“Mhmm.” He didn’t press. “Just remember—it’s not weakness to want somebody. It’s survival.”
I let out a shaky laugh. “Look at you being wise.”
“Older brother privilege,” he said. “Love you, sis.”
“Love you too.”
We hung up, but his words stayed. Survival. Want somebody.
I stared at the stripped wire in my hand, gloves sweaty, pulse kicking. My body still sore, clit still aching in that good way, and my mouth still ruined from Quentin’s kisses. He’d kissed like forever, and my brother had the nerve to call it survival.
The lie I’d been running—reckless, just sex, just heat—felt flimsy as drywall dust. And when Quentin called later, inviting me to a real event, a real date, every excuse I had cracked like brittle wire.
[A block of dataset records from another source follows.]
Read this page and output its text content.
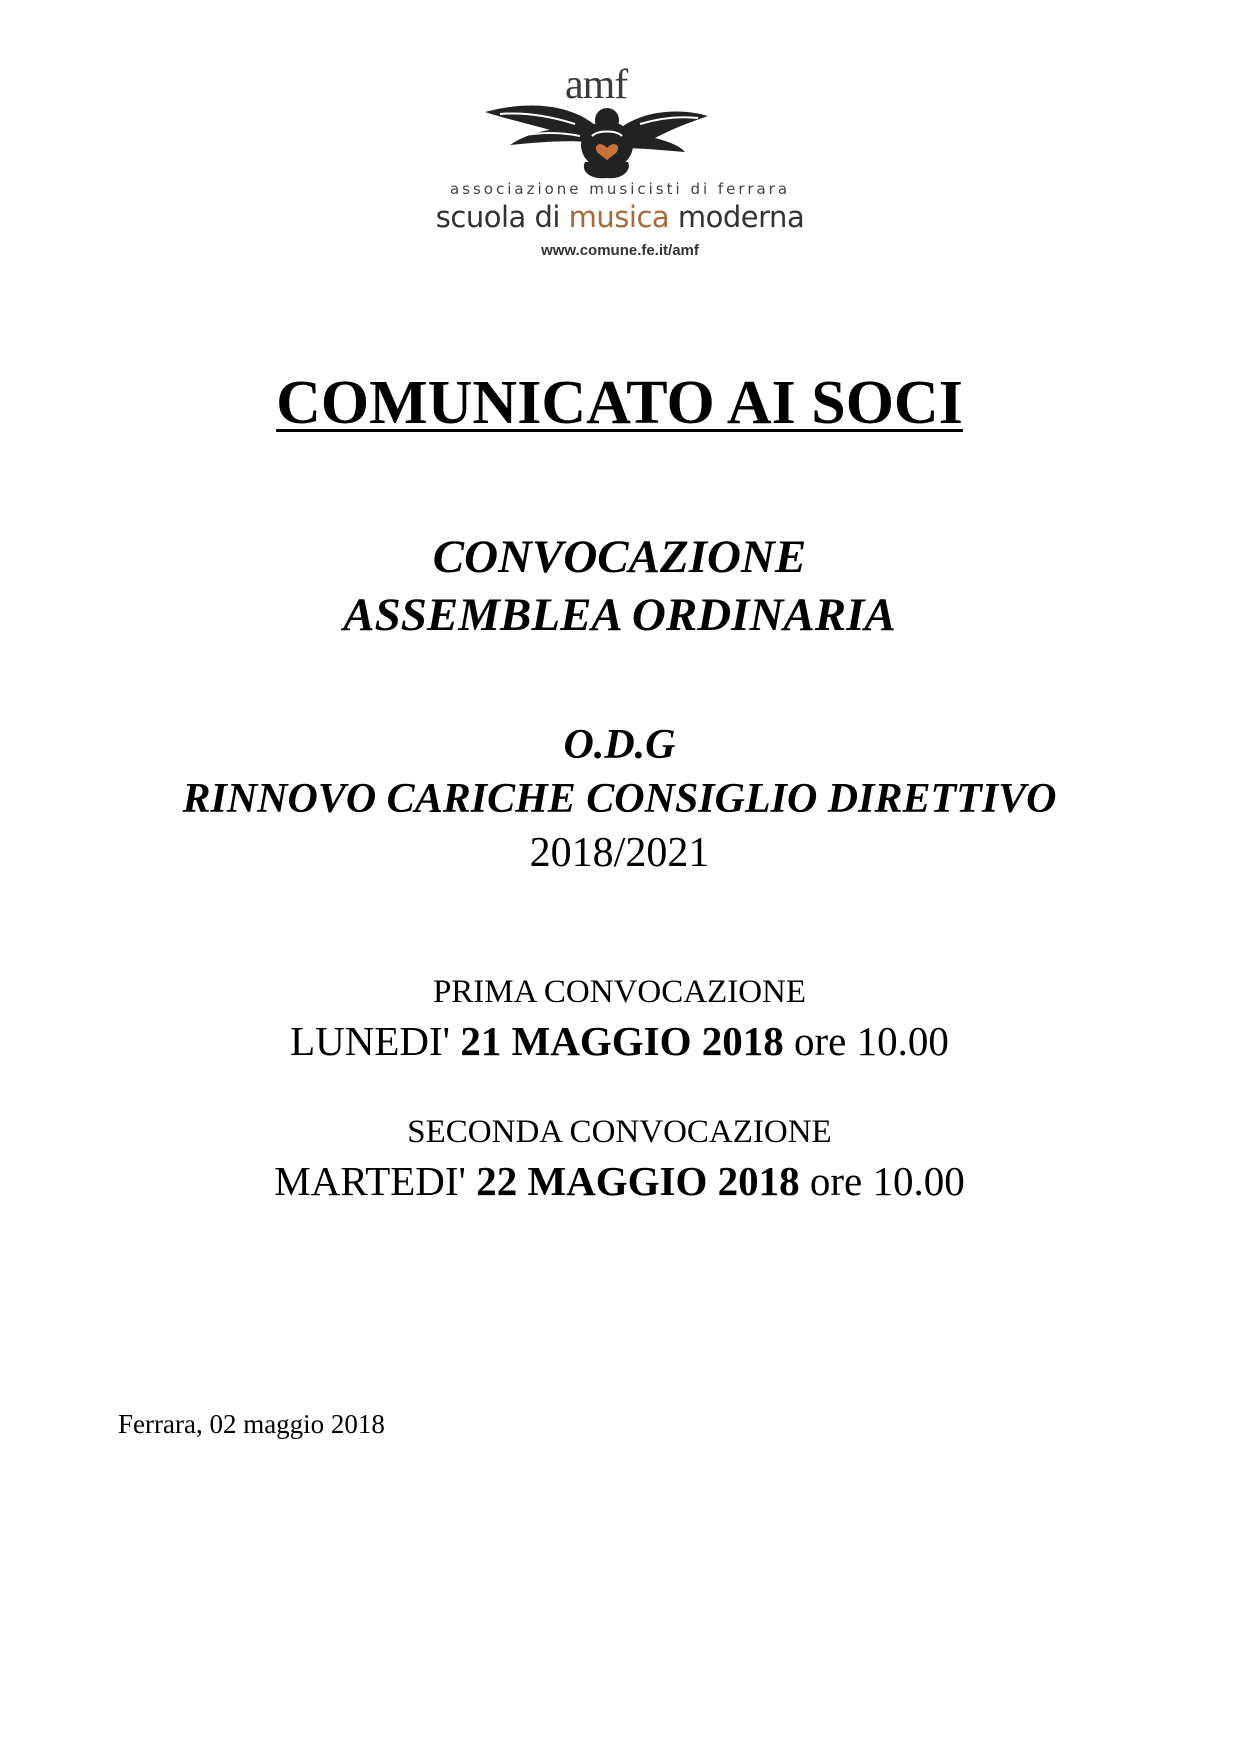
amf
associazione musicisti di ferrara
scuola di musica moderna
www.comune.fe.it/amf
COMUNICATO AI SOCI
CONVOCAZIONE
ASSEMBLEA ORDINARIA
O.D.G
RINNOVO CARICHE CONSIGLIO DIRETTIVO
2018/2021
PRIMA CONVOCAZIONE
LUNEDI' 21 MAGGIO 2018 ore 10.00
SECONDA CONVOCAZIONE
MARTEDI' 22 MAGGIO 2018 ore 10.00
Ferrara, 02 maggio 2018
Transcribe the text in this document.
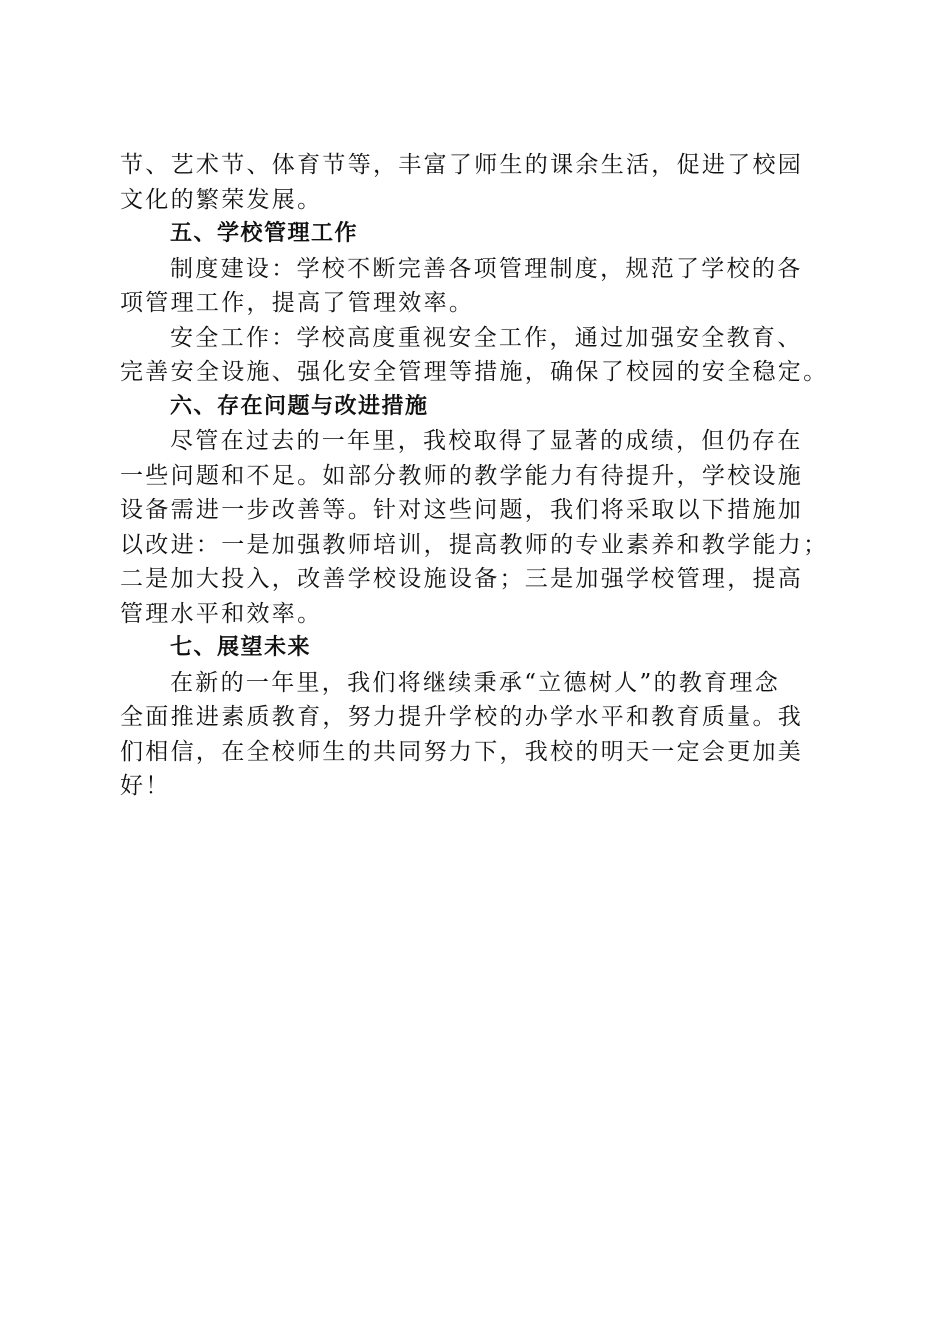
节、艺术节、体育节等，丰富了师生的课余生活，促进了校园
文化的繁荣发展。
五、学校管理工作
制度建设：学校不断完善各项管理制度，规范了学校的各
项管理工作，提高了管理效率。
安全工作：学校高度重视安全工作，通过加强安全教育、
完善安全设施、强化安全管理等措施，确保了校园的安全稳定。
六、存在问题与改进措施
尽管在过去的一年里，我校取得了显著的成绩，但仍存在
一些问题和不足。如部分教师的教学能力有待提升，学校设施
设备需进一步改善等。针对这些问题，我们将采取以下措施加
以改进：一是加强教师培训，提高教师的专业素养和教学能力；
二是加大投入，改善学校设施设备；三是加强学校管理，提高
管理水平和效率。
七、展望未来
在新的一年里，我们将继续秉承“立德树人”的教育理念
全面推进素质教育，努力提升学校的办学水平和教育质量。我
们相信，在全校师生的共同努力下，我校的明天一定会更加美
好！
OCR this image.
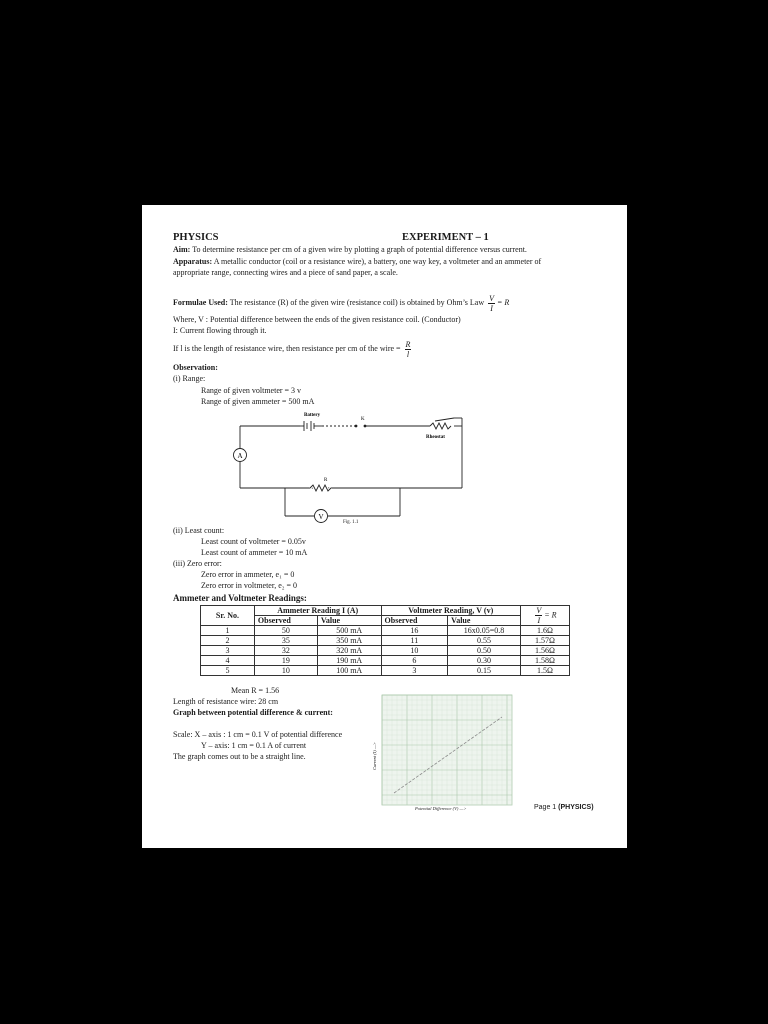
PHYSICS	EXPERIMENT – 1
Aim: To determine resistance per cm of a given wire by plotting a graph of potential difference versus current.
Apparatus: A metallic conductor (coil or a resistance wire), a battery, one way key, a voltmeter and an ammeter of
appropriate range, connecting wires and a piece of sand paper, a scale.
Formulae Used: The resistance (R) of the given wire (resistance coil) is obtained by Ohm’s Law $\frac{V}{I} = R$
Where, V : Potential difference between the ends of the given resistance coil. (Conductor)
I: Current flowing through it.
If l is the length of resistance wire, then resistance per cm of the wire = $\frac{R}{l}$
Observation:
(i) Range:
Range of given voltmeter = 3 v
Range of given ammeter = 500 mA
A
V
Battery
K
Rheostat
R
Fig. 1.1
(ii) Least count:
Least count of voltmeter = 0.05v
Least count of ammeter = 10 mA
(iii) Zero error:
Zero error in ammeter, e₁ = 0
Zero error in voltmeter, e₂ = 0
Ammeter and Voltmeter Readings:
Sr. No.	Ammeter Reading I (A)		Voltmeter Reading, V (v)		$\frac{V}{I} = R$
	Observed	Value	Observed	Value	
1	50	500 mA	16	16x0.05=0.8	1.6Ω
2	35	350 mA	11	0.55	1.57Ω
3	32	320 mA	10	0.50	1.56Ω
4	19	190 mA	6	0.30	1.58Ω
5	10	100 mA	3	0.15	1.5Ω
Mean R = 1.56
Length of resistance wire: 28 cm
Graph between potential difference & current:
Scale: X – axis : 1 cm = 0.1 V of potential difference
Y – axis: 1 cm = 0.1 A of current
The graph comes out to be a straight line.	Current (I) —>
Potential Difference (V) —>	Page 1 (PHYSICS)
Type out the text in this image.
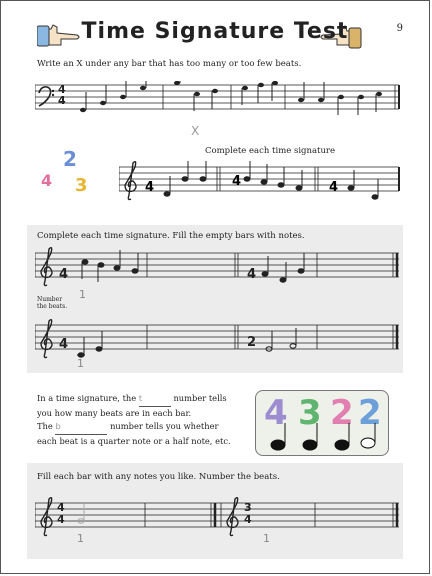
9
Time Signature Test
Write an X under any bar that has too many or too few beats.
4
4
X
2
4 3
Complete each time signature
4	4	4
Complete each time signature. Fill the empty bars with notes.
4	4
1
Number
the beats.
4	2
1
In a time signature, the t	number tells
you how many beats are in each bar.
The b	number tells you whether
each beat is a quarter note or a half note, etc.
4 3 2 2
Fill each bar with any notes you like. Number the beats.
4
4
3
4
1	1
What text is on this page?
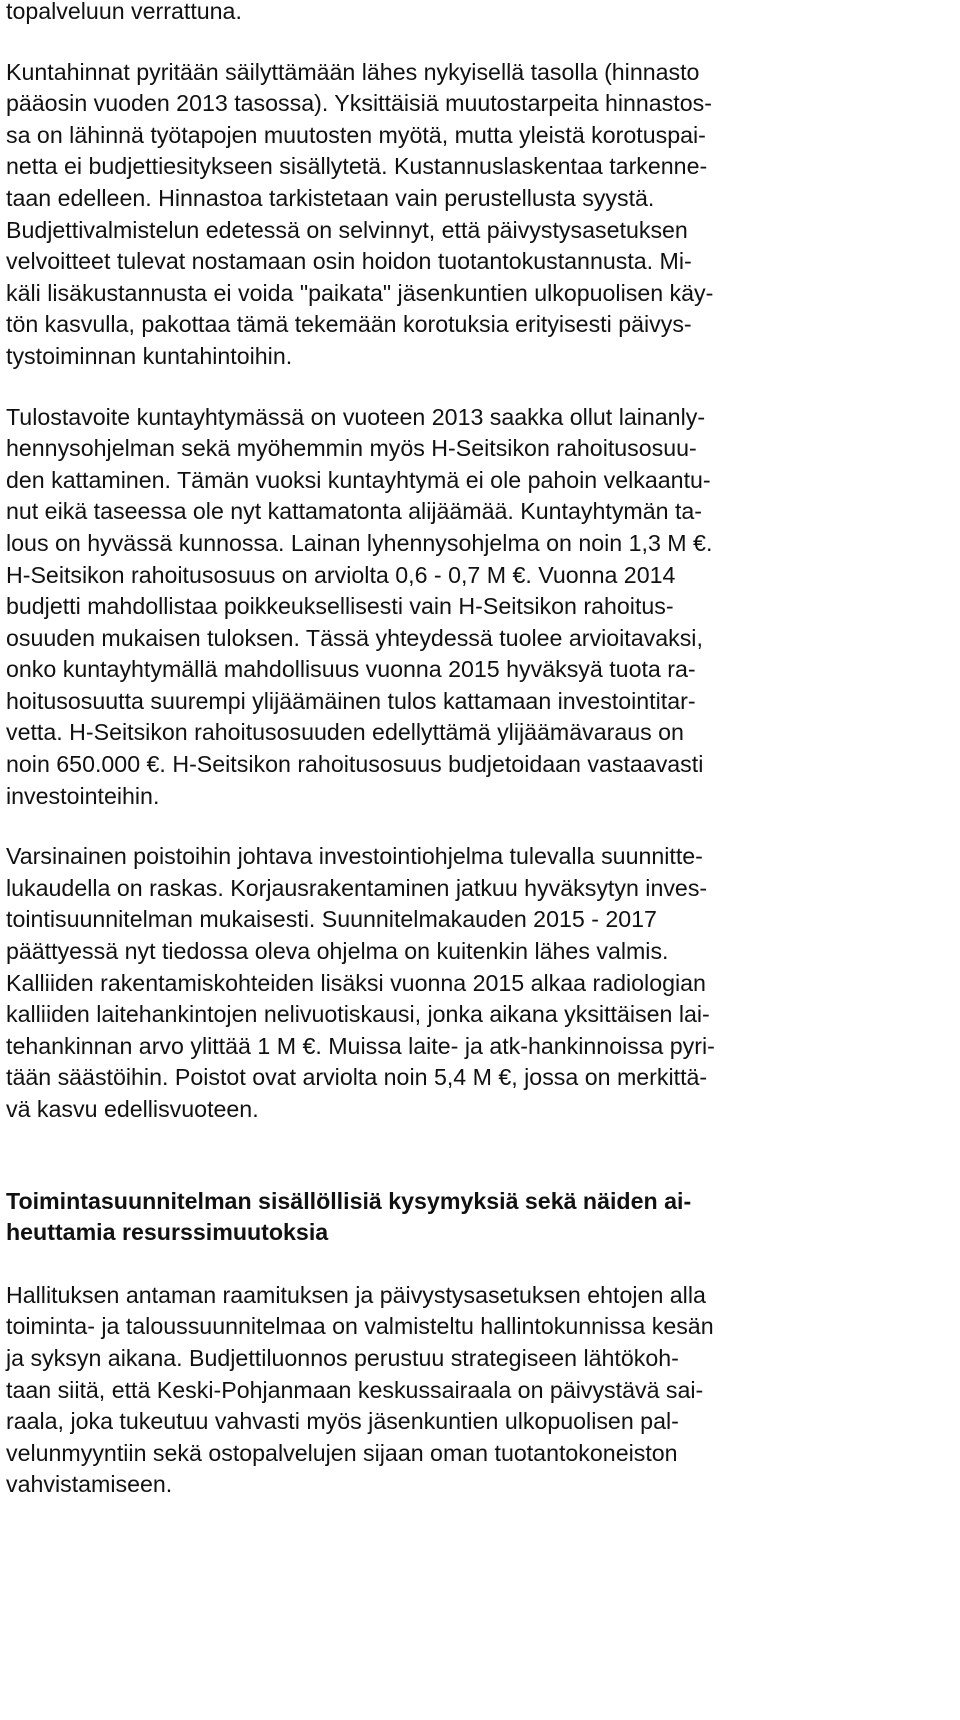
topalveluun verrattuna.
Kuntahinnat pyritään säilyttämään lähes nykyisellä tasolla (hinnasto
pääosin vuoden 2013 tasossa). Yksittäisiä muutostarpeita hinnastos-
sa on lähinnä työtapojen muutosten myötä, mutta yleistä korotuspai-
netta ei budjettiesitykseen sisällytetä. Kustannuslaskentaa tarkenne-
taan edelleen. Hinnastoa tarkistetaan vain perustellusta syystä.
Budjettivalmistelun edetessä on selvinnyt, että päivystysasetuksen
velvoitteet tulevat nostamaan osin hoidon tuotantokustannusta. Mi-
käli lisäkustannusta ei voida "paikata" jäsenkuntien ulkopuolisen käy-
tön kasvulla, pakottaa tämä tekemään korotuksia erityisesti päivys-
tystoiminnan kuntahintoihin.
Tulostavoite kuntayhtymässä on vuoteen 2013 saakka ollut lainanly-
hennysohjelman sekä myöhemmin myös H-Seitsikon rahoitusosuu-
den kattaminen. Tämän vuoksi kuntayhtymä ei ole pahoin velkaantu-
nut eikä taseessa ole nyt kattamatonta alijäämää. Kuntayhtymän ta-
lous on hyvässä kunnossa. Lainan lyhennysohjelma on noin 1,3 M €.
H-Seitsikon rahoitusosuus on arviolta 0,6 - 0,7 M €. Vuonna 2014
budjetti mahdollistaa poikkeuksellisesti vain H-Seitsikon rahoitus-
osuuden mukaisen tuloksen. Tässä yhteydessä tuolee arvioitavaksi,
onko kuntayhtymällä mahdollisuus vuonna 2015 hyväksyä tuota ra-
hoitusosuutta suurempi ylijäämäinen tulos kattamaan investointitar-
vetta. H-Seitsikon rahoitusosuuden edellyttämä ylijäämävaraus on
noin 650.000 €. H-Seitsikon rahoitusosuus budjetoidaan vastaavasti
investointeihin.
Varsinainen poistoihin johtava investointiohjelma tulevalla suunnitte-
lukaudella on raskas. Korjausrakentaminen jatkuu hyväksytyn inves-
tointisuunnitelman mukaisesti. Suunnitelmakauden 2015 - 2017
päättyessä nyt tiedossa oleva ohjelma on kuitenkin lähes valmis.
Kalliiden rakentamiskohteiden lisäksi vuonna 2015 alkaa radiologian
kalliiden laitehankintojen nelivuotiskausi, jonka aikana yksittäisen lai-
tehankinnan arvo ylittää 1 M €. Muissa laite- ja atk-hankinnoissa pyri-
tään säästöihin. Poistot ovat arviolta noin 5,4 M €, jossa on merkittä-
vä kasvu edellisvuoteen.
Toimintasuunnitelman sisällöllisiä kysymyksiä sekä näiden ai-
heuttamia resurssimuutoksia
Hallituksen antaman raamituksen ja päivystysasetuksen ehtojen alla
toiminta- ja taloussuunnitelmaa on valmisteltu hallintokunnissa kesän
ja syksyn aikana. Budjettiluonnos perustuu strategiseen lähtökoh-
taan siitä, että Keski-Pohjanmaan keskussairaala on päivystävä sai-
raala, joka tukeutuu vahvasti myös jäsenkuntien ulkopuolisen pal-
velunmyyntiin sekä ostopalvelujen sijaan oman tuotantokoneiston
vahvistamiseen.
By the time I finished the last outlet, the sun had dipped. I packed up, said goodnight to the guys, dust streaking my jeans, arms sore but satisfied. Daddy would be proud of this work. Clean, tight, solid.
I stripped off my dusty clothes when I got home, showered hot, and let the steam try—fail—to clear my head of Quentin Hale. The fog of lust clung harder than drywall dust ever did.
The phone buzzed as I wrapped in a towel.
“Girl, you alive?” Shawna asked, voice too loud through the speaker.
“Clearly.”
“You sound… happy. Suspiciously happy.”
“I had a good day.”
“Mmhmm. Or a good night.”
“Shawna.”
She cackled, then went quiet, more pointed. “So? You shot pool with him, yeah, but… the date didn’t end there, did it?”
Heat rushed to my face. “Why you always fishing?”
“Because I know you, Rae,” she said, laughter threading with something else—envy, raw and honest. “I saw the way he looked at you. Like you were the whole damn game. Don’t tell me you just shook hands and went home.”
I smirked, even as my chest tightened. “Some things ain’t for public consumption.”
“Uh-huh.” Softer now. “Lucky you.”
That tugged something deep. I knew that sound. Wanting. It mirrored the ache I’d carried before last night—before Quentin touched me, kissed me, split me until I couldn’t lie to myself anymore. Shawna didn’t mean harm; her envy was never mean. But I heard the ache in it, and it made me love her more.
“Don’t be jealous,” I said gently.
“Jealous?” she scoffed. “Maybe. But happy for you too. Just don’t disappear on me. I still need my partner-in-crime.”
“You could never get rid of me.”
“Good.” She exhaled. “See you Saturday. And Rae?”
“Yeah?”
“Whatever he’s doing, keep letting him. You deserve that glow.”
I smiled into the quiet after she hung up. Shawna had named it. Glow. And it scared the hell out of me. Because glow meant more than dick. Glow meant I was in trouble.
I sat there in just my towel, skin still warm from theshower, telling myself not to think about Quentin. Not to replay the way he kissed my forehead like I meant more than a night. Not to imagine his thick dick dragging in and out of me, my pussy gripping until I screamed.